Virtual Memory - Intro to Paging Tables
Download link: PTM
Introduction
Virtual memory is probably one of the most interesting topics of modern computer science. Although virtual memory was originally designed back when physical memory was not an abundant resource to allow the use of disk space as ram, it has stuck with us, offering security, modularity, and flexibility. Unlike the rest of the content on my sites which is bound to an operating system, virtual memory is really a CPU level concept. Although virtual memory is well documented in the intel manual, applying such knowledge to windows can be tricky due to the fact there isn’t a single documented way to interface with paging tables on windows.
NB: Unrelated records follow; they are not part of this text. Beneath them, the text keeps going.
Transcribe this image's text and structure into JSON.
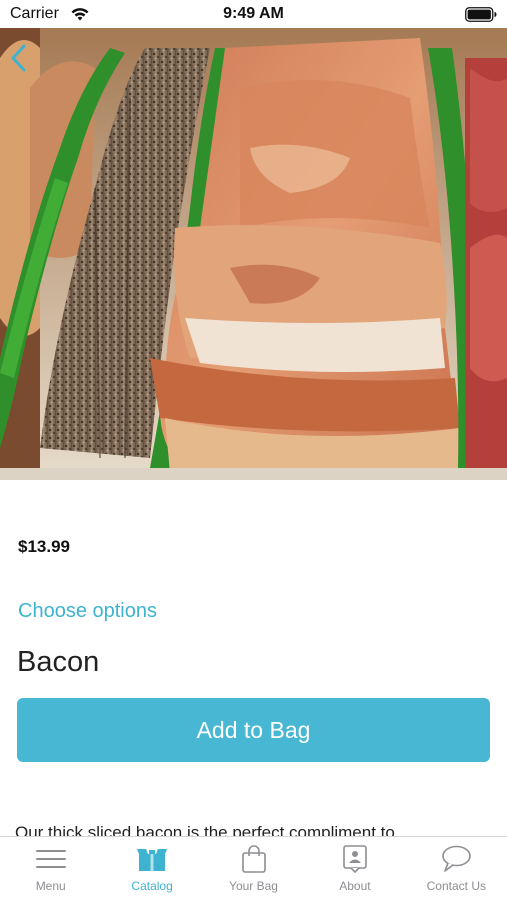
{
  "status_bar": {
    "carrier": "Carrier",
    "time": "9:49 AM"
  },
  "product": {
    "price": "$13.99",
    "choose_options": "Choose options",
    "title": "Bacon",
    "add_to_bag": "Add to Bag",
    "description": "Our thick sliced bacon is the perfect compliment to"
  },
  "tab_bar": {
    "items": [
      {
        "label": "Menu",
        "icon": "menu-icon"
      },
      {
        "label": "Catalog",
        "icon": "catalog-icon",
        "active": true
      },
      {
        "label": "Your Bag",
        "icon": "bag-icon"
      },
      {
        "label": "About",
        "icon": "about-icon"
      },
      {
        "label": "Contact Us",
        "icon": "chat-icon"
      }
    ]
  },
  "colors": {
    "accent": "#3eb3cf",
    "button": "#47b7d3",
    "tab_inactive": "#8e8e93"
  }
}
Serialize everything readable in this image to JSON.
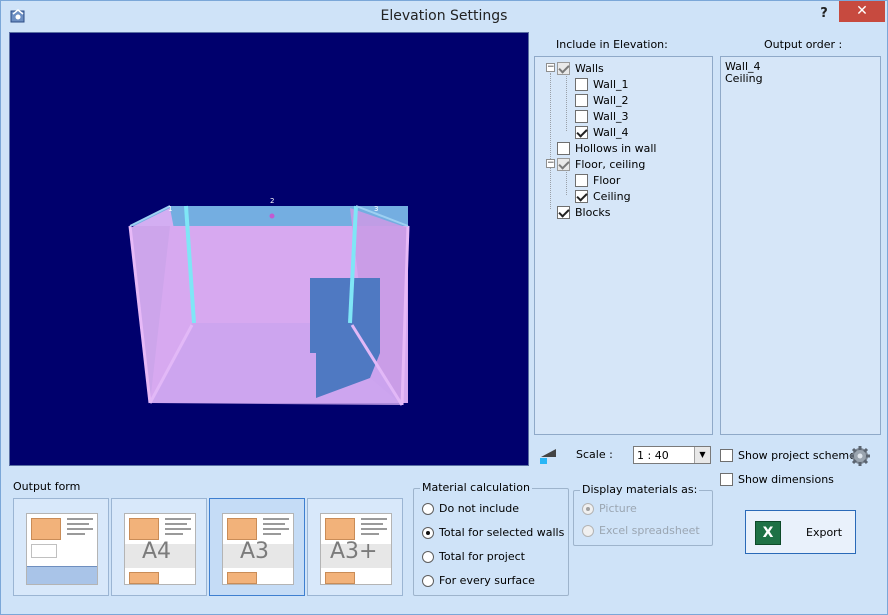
{
  "window": {
    "title": "Elevation Settings",
    "help_label": "?",
    "close_label": "✕"
  },
  "viewport": {
    "wall_labels": [
      "1",
      "2",
      "3"
    ]
  },
  "include": {
    "header": "Include in Elevation:",
    "items": [
      {
        "label": "Walls",
        "checked": true,
        "grey": true,
        "level": 0,
        "expander": "−"
      },
      {
        "label": "Wall_1",
        "checked": false,
        "level": 1
      },
      {
        "label": "Wall_2",
        "checked": false,
        "level": 1
      },
      {
        "label": "Wall_3",
        "checked": false,
        "level": 1
      },
      {
        "label": "Wall_4",
        "checked": true,
        "level": 1
      },
      {
        "label": "Hollows in wall",
        "checked": false,
        "level": 0
      },
      {
        "label": "Floor, ceiling",
        "checked": true,
        "grey": true,
        "level": 0,
        "expander": "−"
      },
      {
        "label": "Floor",
        "checked": false,
        "level": 1
      },
      {
        "label": "Ceiling",
        "checked": true,
        "level": 1
      },
      {
        "label": "Blocks",
        "checked": true,
        "level": 0
      }
    ]
  },
  "output_order": {
    "header": "Output order :",
    "items": [
      "Wall_4",
      "Ceiling"
    ]
  },
  "scale": {
    "label": "Scale :",
    "value": "1 : 40",
    "arrow": "▼"
  },
  "options": {
    "show_project_scheme": {
      "label": "Show project scheme",
      "checked": false
    },
    "show_dimensions": {
      "label": "Show dimensions",
      "checked": false
    }
  },
  "output_form": {
    "label": "Output form",
    "cards": [
      {
        "name": "output-form-scheme",
        "big": "",
        "selected": false
      },
      {
        "name": "output-form-a4",
        "big": "A4",
        "selected": false
      },
      {
        "name": "output-form-a3",
        "big": "A3",
        "selected": true
      },
      {
        "name": "output-form-a3plus",
        "big": "A3+",
        "selected": false
      }
    ]
  },
  "material_calculation": {
    "title": "Material calculation",
    "options": [
      {
        "label": "Do not include",
        "selected": false
      },
      {
        "label": "Total for selected walls",
        "selected": true
      },
      {
        "label": "Total for project",
        "selected": false
      },
      {
        "label": "For every surface",
        "selected": false
      }
    ]
  },
  "display_materials": {
    "title": "Display materials as:",
    "options": [
      {
        "label": "Picture",
        "selected": true,
        "disabled": true
      },
      {
        "label": "Excel spreadsheet",
        "selected": false,
        "disabled": true
      }
    ]
  },
  "export": {
    "label": "Export",
    "icon_letter": "X"
  },
  "colors": {
    "viewport_bg": "#00006d",
    "wall_pink": "#d6a6f0",
    "window_bg": "#cfe3f8"
  }
}
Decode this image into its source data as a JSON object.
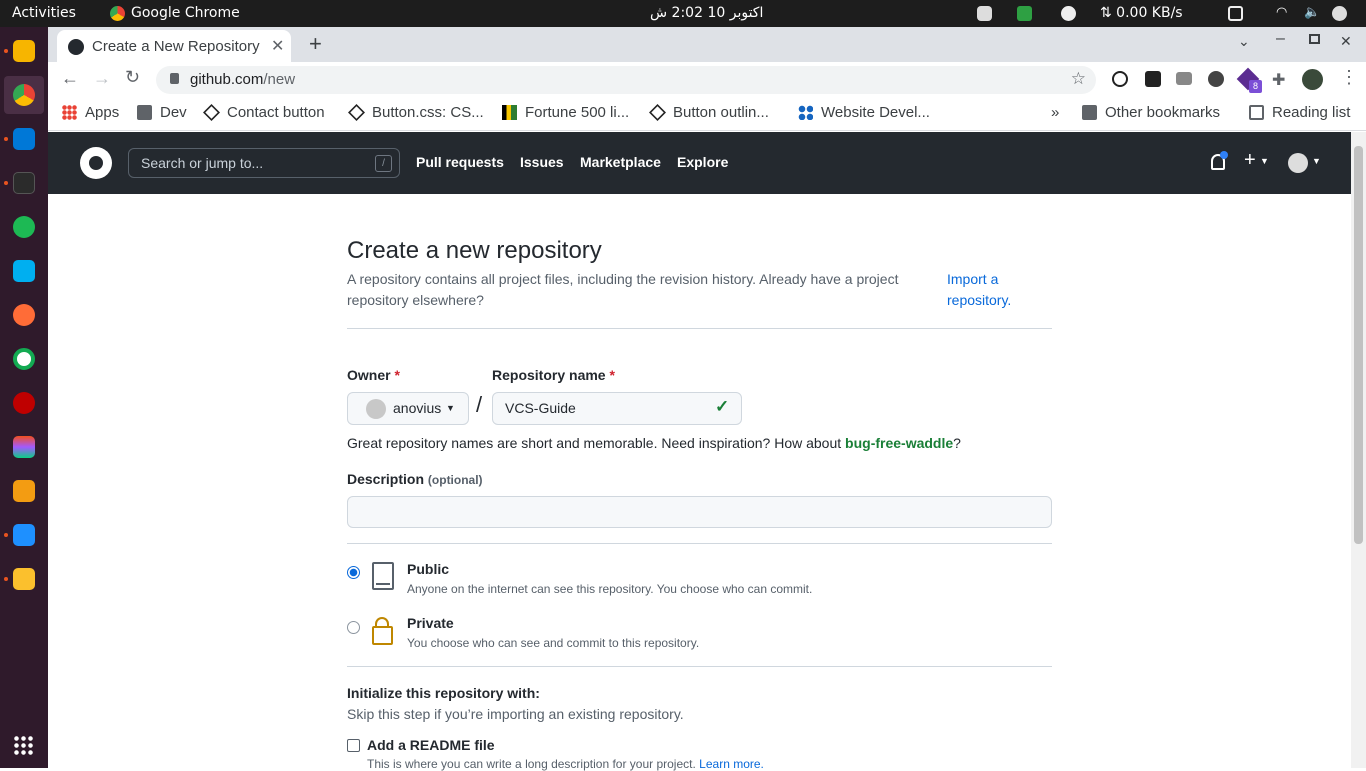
{
  "system": {
    "activities": "Activities",
    "app_name": "Google Chrome",
    "clock": "اکتوبر 10  2:02 ش",
    "net_speed": "⇅ 0.00 KB/s"
  },
  "browser": {
    "tab_title": "Create a New Repository",
    "url_host": "github.com",
    "url_path": "/new",
    "extension_badge": "8",
    "bookmarks": [
      "Apps",
      "Dev",
      "Contact button",
      "Button.css: CS...",
      "Fortune 500 li...",
      "Button outlin...",
      "Website Devel..."
    ],
    "more_bookmarks": "»",
    "other_bookmarks": "Other bookmarks",
    "reading_list": "Reading list"
  },
  "github": {
    "search_placeholder": "Search or jump to...",
    "search_shortcut": "/",
    "nav": [
      "Pull requests",
      "Issues",
      "Marketplace",
      "Explore"
    ]
  },
  "page": {
    "title": "Create a new repository",
    "subtitle": "A repository contains all project files, including the revision history. Already have a project repository elsewhere?",
    "import_link": "Import a repository.",
    "owner_label": "Owner",
    "required_mark": "*",
    "owner_value": "anovius",
    "separator": "/",
    "repo_label": "Repository name",
    "repo_value": "VCS-Guide",
    "hint_prefix": "Great repository names are short and memorable. Need inspiration? How about",
    "hint_suggestion": "bug-free-waddle",
    "hint_suffix": "?",
    "description_label": "Description",
    "description_optional": "(optional)",
    "description_value": "",
    "public_title": "Public",
    "public_desc": "Anyone on the internet can see this repository. You choose who can commit.",
    "private_title": "Private",
    "private_desc": "You choose who can see and commit to this repository.",
    "init_title": "Initialize this repository with:",
    "init_desc": "Skip this step if you’re importing an existing repository.",
    "readme_label": "Add a README file",
    "readme_desc": "This is where you can write a long description for your project.",
    "learn_more": "Learn more."
  },
  "colors": {
    "gh_header": "#24292f",
    "link": "#0969da",
    "success": "#1a7f37",
    "required": "#cf222e",
    "dock": "#2f1a2b"
  }
}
In this series of write ups I will be discussing methods to manipulate paging tables and detect such manipulations. Although there are many different types of paging table systems, I will only be discussing the standard four layer paging table system used in all modern AMD and Intel 64 bit CPU’s.
Terms
- CR3 = Control Register 3
- PFN = Page Frame Number
- PML4 = Page Map Level 4
- PDPT = Page Directory Page Table
- PD = Page Directory
- PT = Page Table
- Context/Memory Context = In this write up I’m referring to a processes memory range and subsequent paging tables associated with a processes.
Paging
To begin, what are paging tables? Paging tables are a set of tables used to translate linear virtual addresses to linear physical addresses. You can imagine every virtual address you have ever interfaced with as a key, which is used to unlock the path to the backing physical memory. The term “paging table” implies paging, a concept which breaks memory down to a predetermined size called a “page”. Typically pages are 0x1000 bytes (4096). This number is not arbitrary, in fact quite the opposite. If you break down what a virtual address is, you will begin to see that there is an extremely complex system underneath every virtual address. Let’s take a look at what a virtual address really is.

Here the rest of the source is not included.